A Secretaria do Tesouro Nacional aprovou na terça-feira, 25, a captação do Banco de Desenvolvimento de Minas Gerais (BDMG) com o Novo Banco de Desenvolvimento (NDB), conhecido no Brasil como o “banco dos BRICs”, no valor de U$ 200 milhões, ou R$ 1 bilhão. O volume será a maior captação da história do banco mineiro.

Segundo o Comitê de Financiamentos Externos (Cofiex), o BDMG foi autorizado a prosseguir com a captação pois possui “capacidade de pagamento elegível à concessão de garantia da União” e apresentou contragarantias suficientes, além de não possuir atrasos em operações avalizadas pelo Governo Federal.

“Isso significa que Minas Gerais, via BDMG, vai conseguir sustentar a expansão de setores como o da energia fotovoltaica, saneamento básico, além de demais investimentos privados, promovendo avanços em infraestrutura, geração de renda e oportunidades de trabalho no estado”, destaca em nota o secretário estadual de Desenvolvimento Econômico, Fernando Passalio.

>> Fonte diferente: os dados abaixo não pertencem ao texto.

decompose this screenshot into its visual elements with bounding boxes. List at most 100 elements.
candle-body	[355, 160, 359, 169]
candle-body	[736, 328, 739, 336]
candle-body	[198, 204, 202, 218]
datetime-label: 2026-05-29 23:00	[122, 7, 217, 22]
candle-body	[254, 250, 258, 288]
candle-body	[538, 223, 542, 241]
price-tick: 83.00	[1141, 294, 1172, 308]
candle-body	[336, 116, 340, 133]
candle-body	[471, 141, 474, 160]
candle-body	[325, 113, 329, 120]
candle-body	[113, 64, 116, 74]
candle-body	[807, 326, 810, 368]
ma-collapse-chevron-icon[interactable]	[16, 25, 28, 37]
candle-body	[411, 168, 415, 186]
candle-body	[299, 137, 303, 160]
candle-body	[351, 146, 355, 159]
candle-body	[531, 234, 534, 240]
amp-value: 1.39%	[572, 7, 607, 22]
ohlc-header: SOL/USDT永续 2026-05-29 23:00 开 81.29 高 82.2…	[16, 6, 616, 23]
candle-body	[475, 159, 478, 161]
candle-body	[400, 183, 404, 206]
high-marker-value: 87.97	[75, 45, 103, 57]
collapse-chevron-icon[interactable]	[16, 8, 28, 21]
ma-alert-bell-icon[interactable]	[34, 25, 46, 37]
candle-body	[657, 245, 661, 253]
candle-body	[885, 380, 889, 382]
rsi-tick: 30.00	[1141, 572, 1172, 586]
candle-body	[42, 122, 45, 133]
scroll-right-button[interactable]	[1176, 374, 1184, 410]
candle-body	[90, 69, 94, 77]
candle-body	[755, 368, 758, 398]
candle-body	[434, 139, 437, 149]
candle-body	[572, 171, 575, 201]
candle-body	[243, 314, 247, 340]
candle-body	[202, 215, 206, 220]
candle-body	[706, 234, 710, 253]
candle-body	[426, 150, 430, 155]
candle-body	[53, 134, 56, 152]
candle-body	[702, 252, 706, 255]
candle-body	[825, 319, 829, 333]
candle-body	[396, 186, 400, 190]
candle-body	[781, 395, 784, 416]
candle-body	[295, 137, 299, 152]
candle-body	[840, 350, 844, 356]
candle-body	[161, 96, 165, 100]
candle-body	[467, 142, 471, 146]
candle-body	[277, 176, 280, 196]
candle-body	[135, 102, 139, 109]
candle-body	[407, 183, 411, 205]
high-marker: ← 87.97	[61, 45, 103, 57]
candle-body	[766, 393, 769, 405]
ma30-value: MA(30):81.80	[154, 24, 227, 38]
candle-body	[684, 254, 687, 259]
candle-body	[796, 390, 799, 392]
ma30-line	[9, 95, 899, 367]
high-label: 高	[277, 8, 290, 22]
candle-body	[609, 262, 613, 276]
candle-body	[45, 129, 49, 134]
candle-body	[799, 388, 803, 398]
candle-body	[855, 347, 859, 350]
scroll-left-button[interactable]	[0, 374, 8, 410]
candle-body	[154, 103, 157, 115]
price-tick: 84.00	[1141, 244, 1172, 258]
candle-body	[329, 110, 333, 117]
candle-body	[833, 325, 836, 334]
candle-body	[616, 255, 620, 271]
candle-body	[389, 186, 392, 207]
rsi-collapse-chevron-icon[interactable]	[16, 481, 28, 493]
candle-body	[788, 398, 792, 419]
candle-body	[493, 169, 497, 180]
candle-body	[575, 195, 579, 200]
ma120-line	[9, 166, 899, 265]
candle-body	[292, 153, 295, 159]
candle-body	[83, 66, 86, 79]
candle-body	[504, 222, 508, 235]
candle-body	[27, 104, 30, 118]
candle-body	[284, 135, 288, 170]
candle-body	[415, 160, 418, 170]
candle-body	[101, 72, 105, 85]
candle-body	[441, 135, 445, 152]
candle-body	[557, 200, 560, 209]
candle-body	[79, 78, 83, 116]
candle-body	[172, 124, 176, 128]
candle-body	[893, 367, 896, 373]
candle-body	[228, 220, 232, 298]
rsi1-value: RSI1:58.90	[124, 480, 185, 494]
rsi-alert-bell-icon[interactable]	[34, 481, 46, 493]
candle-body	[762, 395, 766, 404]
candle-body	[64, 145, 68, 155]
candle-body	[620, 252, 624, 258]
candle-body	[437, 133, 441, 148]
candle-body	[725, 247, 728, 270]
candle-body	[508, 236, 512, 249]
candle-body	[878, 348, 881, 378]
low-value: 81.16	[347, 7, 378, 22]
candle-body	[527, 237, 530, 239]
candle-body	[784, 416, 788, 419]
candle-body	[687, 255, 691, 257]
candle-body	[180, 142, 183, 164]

De acordo com o presidente do BDMG, Marcelo Bomfim, os recursos oriundos do Novo Banco de Desenvolvimento poderão financiar também projetos de infraestrutura nos municípios, “o que é muito importante para o desenvolvimento regional”. Para ele, as condições financeiras são muito vantajosas pelo custo baixo e prazos longos de vencimento e de carência.

“Esta captação abrange tanto investimentos no setor público, isto é, municípios, quanto no privado. Ele também é multisetorial, adequando-se a segmentos que vão do agronegócio à indústria de grande porte, importantes geradores de empregos, e incluindo também as micro e pequenas empresas”, diz Bomfim. “Já temos as melhores taxas e linhas. Agora teremos também muito mais volume”, completa.

Segundo Bomfim, os recursos serão direcionados à infraestrutura, como projetos de transporte e mobilidade urbana, saneamento, fontes renováveis e eficiência energética, mas também a iniciativas de alto impacto em desenvolvimento humano e socioambiental, como agricultura sustentável, saúde e bem-estar e inclusão produtiva, entre outros.